6 novembre 2018

Nouvelle Calédonie : quelques observations

Par Jean-Pierre Rondeau

 

Tous les dix mois, une compagnie d’un régiment de la 11e Brigade parachutiste est envoyée faire un séjour en Nouvelle Calédonie. Au titre du 9e Régiment de Chasseurs Parachutistes, j’ai eu l’honneur en 1967/1968 de faire partie du premier contingent qui, cette seule fois, était un bataillon. Nous rénovâmes un camp américain abandonné après la Guerre. Notre mission était d’assurer une présence forte de la France. Le nickel n’y était pas pour rien. Nous rencontrions les tribus avec lesquelles les relations étaient bonnes ; nous respections la Coutume ; le lever des Couleurs dans le village était un moment émouvant. Les évènements d’Ouvéa seraient pour plus tard.

Pourquoi avoir institué deux collèges en Nouvelle Calédonie ?

Pourquoi avoir institué deux collèges en Nouvelle Calédonie ?

Mais je suis aussi un Français d’Algérie, un « Pieds-noirs », un « Dépatrié ». Vous comprendrez donc pourquoi je suis les évènements de Nouvelle Calédonie avec attention et plus particulièrement les résultats du référendum du 4 novembre. Ceci m’amène à quelques réflexions.

On reproche aux Français d’Algérie les deux collèges qui séparaient les votes et élus musulmans et européens, en oubliant d’ailleurs :

– qu’il s’agissait d’un choix des gouvernements français, notamment socialistes ;

– qu’il s’agissait de respecter les Musulmans pour qui la Charia était (et reste) supérieure aux lois de la République. Un musulman qui renonçait à la Charia pouvait se faire élire dans l‘autre collège. C’était le cas des fonctionnaires.

C’était « honteux » ? Mais alors pourquoi avoir institué deux collèges en Nouvelle Calédonie ? Bien pour la France après 1988, pas bien pour la France avant 1962 ?

On est en République ? Égalité ? Mais pourquoi empêcher les Français installés depuis moins de 24 ans de voter ? Cela rappelle d’ailleurs De Gaulle qui a interdit aux Français d’Algérie de voter le 8 avril 1962 au référendum sur les accords d’Évian qui pourtant allait décider de leur destin.

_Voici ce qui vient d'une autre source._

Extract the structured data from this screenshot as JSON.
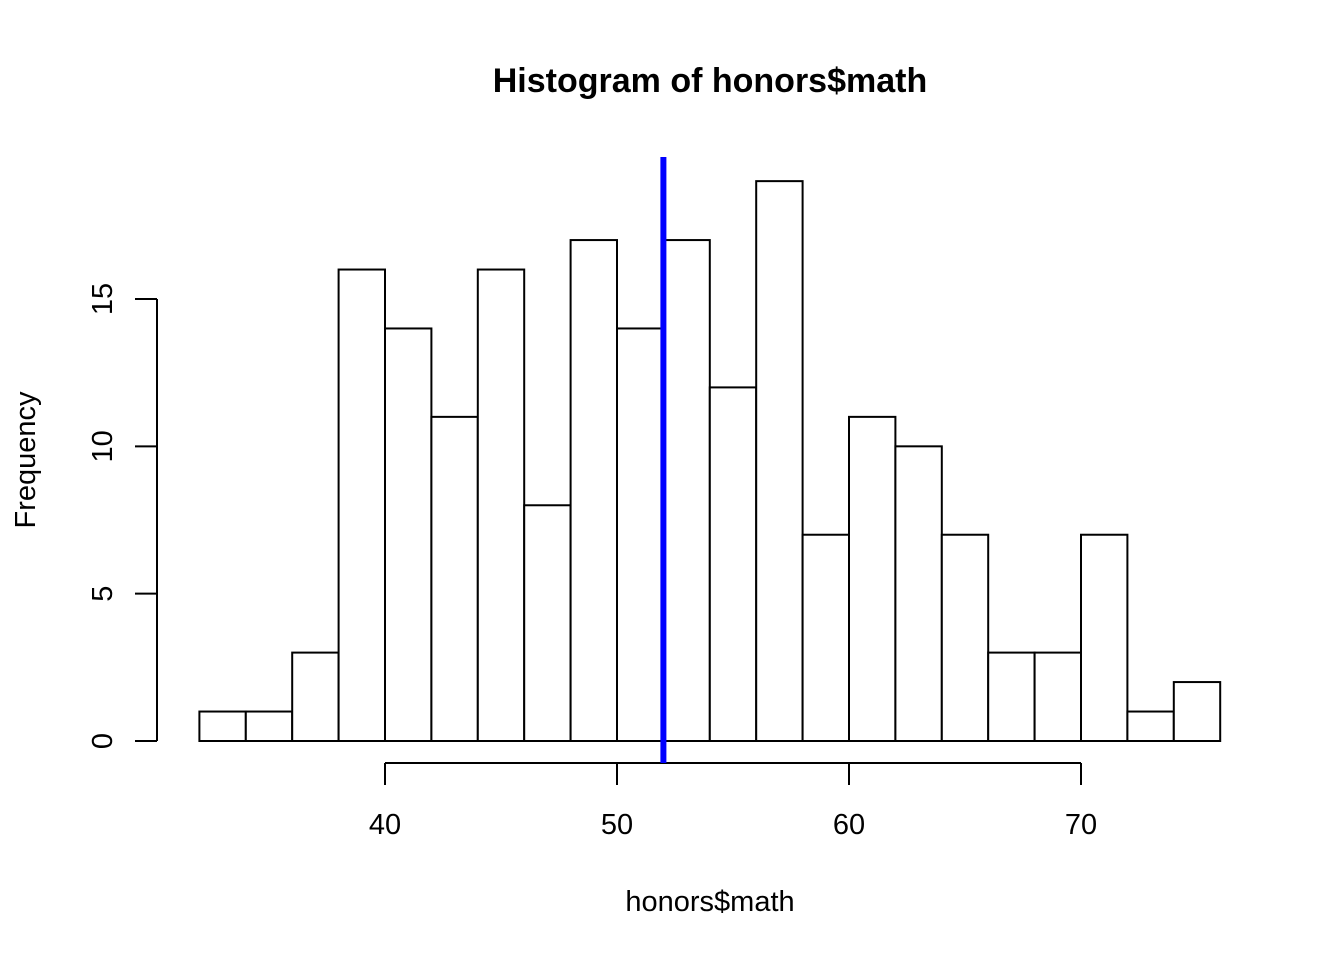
{
  "chart_data": {
    "type": "bar",
    "subtype": "histogram",
    "title": "Histogram of honors$math",
    "xlabel": "honors$math",
    "ylabel": "Frequency",
    "bin_edges": [
      32,
      34,
      36,
      38,
      40,
      42,
      44,
      46,
      48,
      50,
      52,
      54,
      56,
      58,
      60,
      62,
      64,
      66,
      68,
      70,
      72,
      74,
      76
    ],
    "values": [
      1,
      1,
      3,
      16,
      14,
      11,
      16,
      8,
      17,
      14,
      17,
      12,
      19,
      7,
      11,
      10,
      7,
      3,
      3,
      7,
      1,
      2
    ],
    "x_ticks": [
      40,
      50,
      60,
      70
    ],
    "y_ticks": [
      0,
      5,
      10,
      15
    ],
    "xlim": [
      40,
      70
    ],
    "ylim": [
      0,
      19
    ],
    "reference_line": {
      "x": 52,
      "color": "#0000ff"
    },
    "bar_fill": "#ffffff",
    "bar_stroke": "#000000",
    "grid": false,
    "legend": false
  }
}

La notion de « Peuple premier » (Kanak) est mise en avant par rapport à celle de « Population de peuplement » (Européens, Kabyles, Wallisiens, Tahitiens, etc.) pour justifier ces coups de poignards plus que coups de canifs faits à la démocratie, à l’égalité entre les hommes et à la République. Bon !

Mais alors qu’en est-il pour l’Algérie ? Les Arabes ne sont pas un « Peuple premier » en Algérie, mais bien une « Population de peuplement » comme l’ont été après eux un peu – car cantonnés à des ports – Turcs et Espagnols, mais surtout les Français avec les tous les autres Européens. Le « Peuple premier » en Algérie, c’était bien les Berbères, dont les descendants sont aujourd’hui les Kabyles. Et même les Juifs étaient là avant les Arabes. Voir la reine berbère La Kahena (Dyhia, Kahina) qui avait d’ailleurs certainement du sang juif. Bien pour les Kanaks, pas bien pour les Kabyles ?

Et puis cela étonnera certainement les plus jeunes décervelés par nos médias et l’enseignement, mais les « Peuples premiers » en Afrique du Sud, c’étaient bien les Portugais et les Hollandais, avant les Bantous (Xhosas, Zoulous, Sothos). Bien pour les kanaks, pas bien pour les Portugais et les Hollandais ?

Au Kosovo et en Bosnie, les « Peuples premiers » étaient bien slaves et pas musulmans (occupations turques environ 4 siècles à partir milieu du XVe siècle). Bien pour les Kanaks, pas bien pour les Serbes ?

C’est pourquoi, les accords de 1988 et 1998 étaient un piège, et quel qu’ait été le résultat médiocre (grâce à ces manipulations légalisées par la loi) de ce référendum ou que seront les futurs résultats des deux prochains, le corps électoral étant quasiment figé et le vent démographique de l’Histoire n’allant pas dans le bon sens des « légalistes », je crains que l’appel des dirigeants LR de Nouvelle Calédonie à se réunir de nouveau autour de la table ne soit qu’un écran de fumée qui masque la réalité du sort réservé à nos Compatriotes.